Surely you have made the experience that when too many people use the Internet simultaneously, the net becomes very, very slow.
To put an end to this problem, the University of Ulm has developed a contingency scheme for times of peak load to cut off net access for some cities of the country in a systematic, totally fair manner. Germany's cities were enumerated randomly from 1 to n. Freiburg was number 1, Ulm was number 2, Karlsruhe was number 3, and so on in a purely random order.

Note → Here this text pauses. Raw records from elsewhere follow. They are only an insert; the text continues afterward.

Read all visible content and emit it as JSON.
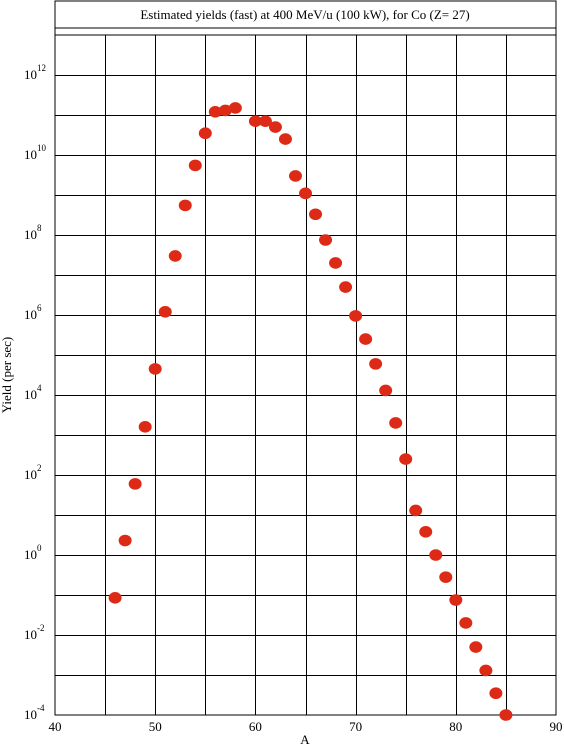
{
  "chart_data": {
    "type": "scatter",
    "title": "Estimated yields (fast) at 400 MeV/u (100 kW), for Co (Z= 27)",
    "xlabel": "A",
    "ylabel": "Yield (per sec)",
    "xlim": [
      40,
      90
    ],
    "ylim_log10": [
      -4,
      13
    ],
    "y_scale": "log",
    "grid": true,
    "legend": "none",
    "marker_color": "#dd2a16",
    "x_ticks": [
      "40",
      "50",
      "60",
      "70",
      "80",
      "90"
    ],
    "y_ticks": [
      {
        "base": "10",
        "exp": "12"
      },
      {
        "base": "10",
        "exp": "10"
      },
      {
        "base": "10",
        "exp": "8"
      },
      {
        "base": "10",
        "exp": "6"
      },
      {
        "base": "10",
        "exp": "4"
      },
      {
        "base": "10",
        "exp": "2"
      },
      {
        "base": "10",
        "exp": "0"
      },
      {
        "base": "10",
        "exp": "-2"
      },
      {
        "base": "10",
        "exp": "-4"
      }
    ],
    "points": [
      {
        "A": 46,
        "yield": 0.085
      },
      {
        "A": 47,
        "yield": 2.3
      },
      {
        "A": 48,
        "yield": 60.0
      },
      {
        "A": 49,
        "yield": 1600.0
      },
      {
        "A": 50,
        "yield": 45000.0
      },
      {
        "A": 51,
        "yield": 1200000.0
      },
      {
        "A": 52,
        "yield": 30000000.0
      },
      {
        "A": 53,
        "yield": 550000000.0
      },
      {
        "A": 54,
        "yield": 5500000000.0
      },
      {
        "A": 55,
        "yield": 35000000000.0
      },
      {
        "A": 56,
        "yield": 120000000000.0
      },
      {
        "A": 57,
        "yield": 130000000000.0
      },
      {
        "A": 58,
        "yield": 150000000000.0
      },
      {
        "A": 60,
        "yield": 70000000000.0
      },
      {
        "A": 61,
        "yield": 70000000000.0
      },
      {
        "A": 62,
        "yield": 50000000000.0
      },
      {
        "A": 63,
        "yield": 25000000000.0
      },
      {
        "A": 64,
        "yield": 3000000000.0
      },
      {
        "A": 65,
        "yield": 1100000000.0
      },
      {
        "A": 66,
        "yield": 330000000.0
      },
      {
        "A": 67,
        "yield": 75000000.0
      },
      {
        "A": 68,
        "yield": 20000000.0
      },
      {
        "A": 69,
        "yield": 5000000.0
      },
      {
        "A": 70,
        "yield": 950000.0
      },
      {
        "A": 71,
        "yield": 250000.0
      },
      {
        "A": 72,
        "yield": 60000.0
      },
      {
        "A": 73,
        "yield": 13000.0
      },
      {
        "A": 74,
        "yield": 2000.0
      },
      {
        "A": 75,
        "yield": 250.0
      },
      {
        "A": 76,
        "yield": 13.0
      },
      {
        "A": 77,
        "yield": 3.8
      },
      {
        "A": 78,
        "yield": 1.0
      },
      {
        "A": 79,
        "yield": 0.28
      },
      {
        "A": 80,
        "yield": 0.075
      },
      {
        "A": 81,
        "yield": 0.02
      },
      {
        "A": 82,
        "yield": 0.005
      },
      {
        "A": 83,
        "yield": 0.0013
      },
      {
        "A": 84,
        "yield": 0.00035
      },
      {
        "A": 85,
        "yield": 0.0001
      }
    ]
  }
}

Then a number m would be picked at random, and Internet access would first be cut off in city 1 (clearly the fairest starting point) and then in every mth city after that, wrapping around to 1 after n, and ignoring cities already cut off. For example, if n=17 and m=5, net access would be cut off to the cities in the order [1,6,11,16,5,12,2,9,17,10,4,15,14,3,8,13,7]. The problem is that it is clearly fairest to cut off Ulm last (after all, this is where the best programmers come from), so for a given n, the random number m needs to be carefully chosen so that city 2 is the last city selected.
Your job is to write a program that will read in a number of cities n and then determine the smallest integer m that will ensure that Ulm can surf the net while the rest of the country is cut off.

The input will contain one or more lines, each line containing one integer n with 3 <= n < 150, representing the number of cities in the country.
Input is terminated by a value of zero (0) for n.